Tip: Customizing your search
By default, the last column of your input file will be the target variable, and all other columns will be used as input variables.
But you can change that as well as several other options by providing the program with a configuration file, that looks like this:
search_metric = 4 # Search metric. 1: Mean relative error, 2: Classification accuracy, 3: Mean error, 4: RMS error, 5: F-score, 6: Correlation coefficient, 7: Hybrid (CC+RMS), 8: Maximum error, 9: Maximum relative error, 10: Nash-Sutcliffe efficiency, 11: Binary cross-entropy, 12: Matthews correlation coefficient (MCC), 13: Residual sum of squares (RSS), 14: Root mean squared log error (RMSLE), 15: Percentile error
train_test_split = -1 # Train/test split. -1: No cross-validation. Valid options are: 50, 60, 70, 75, 80, 100, 1000, 10000, 100000
test_sample = 1 # Test sample. 1: Chosen randomly, 2: The last points
train_test_seed = -1 # Random seed for train/test split generation when the test sample is chosen randomly.
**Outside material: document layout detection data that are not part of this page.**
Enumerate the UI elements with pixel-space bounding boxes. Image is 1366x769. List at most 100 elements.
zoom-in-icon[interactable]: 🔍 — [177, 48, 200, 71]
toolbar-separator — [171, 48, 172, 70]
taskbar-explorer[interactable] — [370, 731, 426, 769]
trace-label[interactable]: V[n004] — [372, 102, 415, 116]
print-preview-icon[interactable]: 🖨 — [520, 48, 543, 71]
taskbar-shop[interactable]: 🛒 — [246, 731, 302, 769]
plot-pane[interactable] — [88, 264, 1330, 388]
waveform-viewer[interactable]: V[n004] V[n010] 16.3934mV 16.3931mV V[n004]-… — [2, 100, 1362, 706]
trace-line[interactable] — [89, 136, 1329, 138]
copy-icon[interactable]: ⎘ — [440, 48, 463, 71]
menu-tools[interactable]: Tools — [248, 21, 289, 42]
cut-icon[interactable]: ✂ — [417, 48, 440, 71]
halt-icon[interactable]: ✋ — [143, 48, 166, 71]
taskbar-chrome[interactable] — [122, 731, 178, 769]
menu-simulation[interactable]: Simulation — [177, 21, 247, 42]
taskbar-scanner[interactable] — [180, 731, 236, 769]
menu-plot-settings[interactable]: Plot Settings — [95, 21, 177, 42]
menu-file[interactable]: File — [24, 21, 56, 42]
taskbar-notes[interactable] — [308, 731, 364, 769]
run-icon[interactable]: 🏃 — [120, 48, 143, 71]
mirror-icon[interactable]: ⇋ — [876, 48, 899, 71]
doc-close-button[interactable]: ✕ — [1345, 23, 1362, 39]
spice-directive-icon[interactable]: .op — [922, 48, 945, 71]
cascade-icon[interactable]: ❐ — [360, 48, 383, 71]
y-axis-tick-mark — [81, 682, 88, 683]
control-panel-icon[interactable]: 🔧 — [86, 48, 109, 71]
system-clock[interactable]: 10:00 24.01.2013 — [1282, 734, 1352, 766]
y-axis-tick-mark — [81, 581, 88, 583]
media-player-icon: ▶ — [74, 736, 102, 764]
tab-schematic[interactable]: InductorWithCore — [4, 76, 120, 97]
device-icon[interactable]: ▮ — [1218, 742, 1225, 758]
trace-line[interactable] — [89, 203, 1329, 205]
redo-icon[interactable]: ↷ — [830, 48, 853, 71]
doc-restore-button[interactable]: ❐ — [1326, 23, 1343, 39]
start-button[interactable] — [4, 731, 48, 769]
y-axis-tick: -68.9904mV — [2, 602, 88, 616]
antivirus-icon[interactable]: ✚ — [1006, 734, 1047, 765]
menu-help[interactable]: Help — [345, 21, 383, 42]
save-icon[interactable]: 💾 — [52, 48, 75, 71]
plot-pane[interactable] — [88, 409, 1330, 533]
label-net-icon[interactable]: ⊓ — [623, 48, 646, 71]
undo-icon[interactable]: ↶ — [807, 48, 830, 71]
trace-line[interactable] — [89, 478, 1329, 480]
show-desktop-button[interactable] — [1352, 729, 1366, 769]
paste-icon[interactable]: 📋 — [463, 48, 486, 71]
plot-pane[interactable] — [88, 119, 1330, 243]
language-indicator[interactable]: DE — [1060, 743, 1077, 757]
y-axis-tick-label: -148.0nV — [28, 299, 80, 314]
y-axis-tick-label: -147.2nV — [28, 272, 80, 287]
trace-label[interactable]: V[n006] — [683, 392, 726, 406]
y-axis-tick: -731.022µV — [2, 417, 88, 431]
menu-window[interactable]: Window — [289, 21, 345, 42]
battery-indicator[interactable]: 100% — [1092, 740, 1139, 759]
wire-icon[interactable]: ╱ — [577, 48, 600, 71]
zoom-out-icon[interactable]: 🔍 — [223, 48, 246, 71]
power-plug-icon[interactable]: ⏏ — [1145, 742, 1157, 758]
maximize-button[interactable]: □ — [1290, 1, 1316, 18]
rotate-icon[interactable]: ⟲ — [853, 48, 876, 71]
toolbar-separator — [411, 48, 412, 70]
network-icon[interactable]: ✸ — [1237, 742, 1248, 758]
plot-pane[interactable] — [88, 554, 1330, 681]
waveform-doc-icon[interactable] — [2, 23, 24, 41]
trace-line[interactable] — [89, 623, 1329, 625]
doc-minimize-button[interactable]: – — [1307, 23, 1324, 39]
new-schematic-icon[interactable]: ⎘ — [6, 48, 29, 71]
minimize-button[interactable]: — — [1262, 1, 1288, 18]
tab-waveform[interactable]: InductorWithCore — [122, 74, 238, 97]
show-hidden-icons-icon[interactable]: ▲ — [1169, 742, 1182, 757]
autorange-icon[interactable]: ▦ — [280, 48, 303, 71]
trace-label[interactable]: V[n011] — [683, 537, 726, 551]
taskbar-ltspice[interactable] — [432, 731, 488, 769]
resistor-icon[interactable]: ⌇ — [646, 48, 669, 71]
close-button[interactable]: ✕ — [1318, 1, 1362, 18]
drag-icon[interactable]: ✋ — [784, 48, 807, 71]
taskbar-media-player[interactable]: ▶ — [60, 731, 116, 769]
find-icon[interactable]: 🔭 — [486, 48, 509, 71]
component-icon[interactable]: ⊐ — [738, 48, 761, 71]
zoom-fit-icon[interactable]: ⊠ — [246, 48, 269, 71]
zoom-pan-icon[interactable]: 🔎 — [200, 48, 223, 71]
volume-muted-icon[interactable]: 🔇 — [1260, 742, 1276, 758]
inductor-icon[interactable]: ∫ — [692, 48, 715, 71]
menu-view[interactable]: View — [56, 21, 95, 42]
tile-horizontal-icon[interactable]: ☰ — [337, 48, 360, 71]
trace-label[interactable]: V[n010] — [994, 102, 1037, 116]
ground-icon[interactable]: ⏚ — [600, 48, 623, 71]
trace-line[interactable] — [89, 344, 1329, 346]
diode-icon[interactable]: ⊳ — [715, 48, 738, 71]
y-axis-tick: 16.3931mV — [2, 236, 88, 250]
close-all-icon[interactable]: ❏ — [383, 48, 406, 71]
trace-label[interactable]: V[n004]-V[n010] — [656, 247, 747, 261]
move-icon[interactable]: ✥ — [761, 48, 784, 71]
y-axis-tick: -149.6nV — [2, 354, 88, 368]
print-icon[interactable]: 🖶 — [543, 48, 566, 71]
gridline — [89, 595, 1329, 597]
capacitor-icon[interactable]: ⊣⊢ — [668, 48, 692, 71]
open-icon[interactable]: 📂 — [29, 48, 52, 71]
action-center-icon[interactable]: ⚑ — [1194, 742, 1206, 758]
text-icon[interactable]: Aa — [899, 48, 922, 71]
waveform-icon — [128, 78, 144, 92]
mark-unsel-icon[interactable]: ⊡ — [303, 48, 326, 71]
integer_constants = 0 # Integer constants only. 0: Disabled, 1: Enabled
bound_search_mode = 0 # Bound search mode. 0: Deactivated, 1: Lower bound search, 2: Upper bound search
maximum_formula_complexity = 60 # Maximum formula complexity.
history_size = 20 # History size.
fscore_beta = 1 # F-score beta parameter.
normalize_dataset = 0 # Normalize the dataset before starting the optimization? 0: No, 1: Yes
allow_target_delay = 0 # Allow the target variable in the lag functions? 0: No, 1: Yes
force_all_variables = 0 # Force solutions to include all input variables? 0: No, 1: Yes
custom_formula = # Custom formula for the search. If empty, the program will try to find the last column as a function of the remaining ones.
allowed_functions = + * / pow fmod sin cos tan asin acos atan exp log log2 log10 sqrt sinh cosh tanh asinh acosh atanh abs floor ceil round sign tgamma lgamma erf # Allowed functions.
The definitions of those settings can be consulted on the Official Documentation.